This horrifying photo is a little insight into a storage area in my basement. In case you haven’t noticed, almost everything in there is the familiar “army green,” which is the colour of most of our military gear. It is of note that only two of those bags belong to me.
In the military, there are two kinds of people (okay, there are lots of different kinds of people, but for the sake of this blog post…); those who feel that we are issued too much gear (known as “kit” in the forces) and those who are always craving the newest and most “Gucci” of gear. So essentially, this closet is the ultimate definition of the professional differences between Mark and I. I only want the gear necessary to my daily job…uniform, boots, beret, coat. Mark wants more. And more. And more. He’s always looking for the newest rucksack, the most protective tactical vest, and the most sexy of gun holsters. The man owns SIX, yes, SIX rucksacks. I will delicately point out that he only has one back. In case the photo hasn’t made it clear, Mark’s obsession has reached a new pinnacle.

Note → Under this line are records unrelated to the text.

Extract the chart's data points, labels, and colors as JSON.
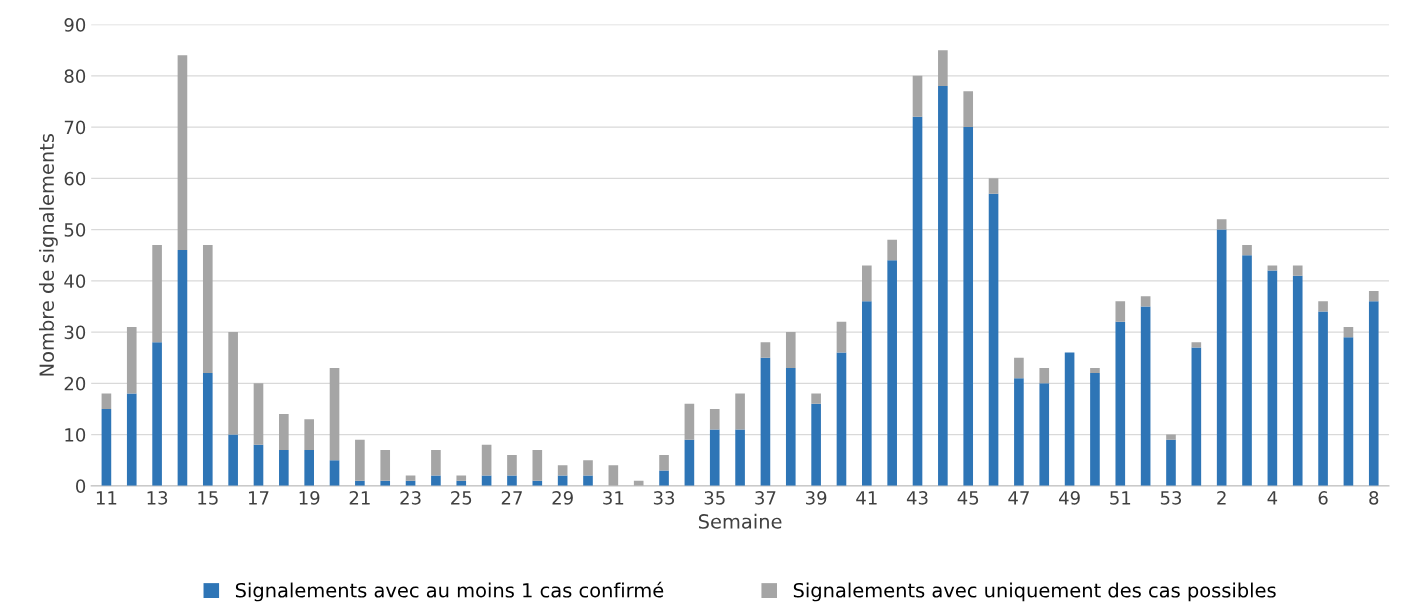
{
  "chart_data": {
    "type": "bar",
    "stacked": true,
    "xlabel": "Semaine",
    "ylabel": "Nombre de signalements",
    "categories": [
      "11",
      null,
      "13",
      null,
      "15",
      null,
      "17",
      null,
      "19",
      null,
      "21",
      null,
      "23",
      null,
      "25",
      null,
      "27",
      null,
      "29",
      null,
      "31",
      null,
      "33",
      null,
      "35",
      null,
      "37",
      null,
      "39",
      null,
      "41",
      null,
      "43",
      null,
      "45",
      null,
      "47",
      null,
      "49",
      null,
      "51",
      null,
      "53",
      null,
      "2",
      null,
      "4",
      null,
      "6",
      null,
      "8"
    ],
    "series": [
      {
        "name": "Signalements avec au moins 1 cas confirmé",
        "color": "#2e75b6",
        "values": [
          15,
          18,
          28,
          46,
          22,
          10,
          8,
          7,
          7,
          5,
          1,
          1,
          1,
          2,
          1,
          2,
          2,
          1,
          2,
          2,
          0,
          0,
          3,
          9,
          11,
          11,
          25,
          23,
          16,
          26,
          36,
          44,
          72,
          78,
          70,
          57,
          21,
          20,
          26,
          22,
          32,
          35,
          9,
          27,
          50,
          45,
          42,
          41,
          34,
          29,
          36
        ]
      },
      {
        "name": "Signalements avec uniquement des cas possibles",
        "color": "#a5a5a5",
        "values": [
          3,
          13,
          19,
          38,
          25,
          20,
          12,
          7,
          6,
          18,
          8,
          6,
          1,
          5,
          1,
          6,
          4,
          6,
          2,
          3,
          4,
          1,
          3,
          7,
          4,
          7,
          3,
          7,
          2,
          6,
          7,
          4,
          8,
          7,
          7,
          3,
          4,
          3,
          0,
          1,
          4,
          2,
          1,
          1,
          2,
          2,
          1,
          2,
          2,
          2,
          2
        ]
      }
    ],
    "ylim": [
      0,
      90
    ],
    "yticks": [
      0,
      10,
      20,
      30,
      40,
      50,
      60,
      70,
      80,
      90
    ],
    "grid": "y",
    "legend": "bottom"
  }
}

So the dangerous thing about two military folk in one house is that soon, kit begins to swallow you, and inevitably your house, whole. I find military gear in the strangest places in the house. A Velcro Canada flag in the bathroom drawer. Boot bands in my civilian clothes pockets. Various forms of combat boots in every possible house crevice. Straps for rucksacks in the underwear drawers. And soon, the only way to figure out what belongs to who is to try it on, which is always rather time consuming. Thank goodness Mark is a good six inches taller than me.
What’s even worse is that when you deploy, you are issued even more gear, all required to keep you safe when you are overseas. So imagine, if you will, that there are two other rucksacks and two barrack boxes stashed in other corners of my basement, all waiting to be returned now that Mark is home safe. Oh, what a blessed day that will be.
On top of it all, the military kit has a particular scent to it. I jokingly say that it smells like “army,” a smell that reminds me of home, Dad and comfort. So whenever I’m feeling homesick, I can go down into the basement, take a deep breath and suddenly, I am comforted. That is, until the smell reminds me of basic training! Ha.
So for now, I just close the curtain (literally) on the mess in this closet and try to forget the horror that lies beneath. But I’m open to advice on to how to save my basement from my fiancé, the Gear Hound.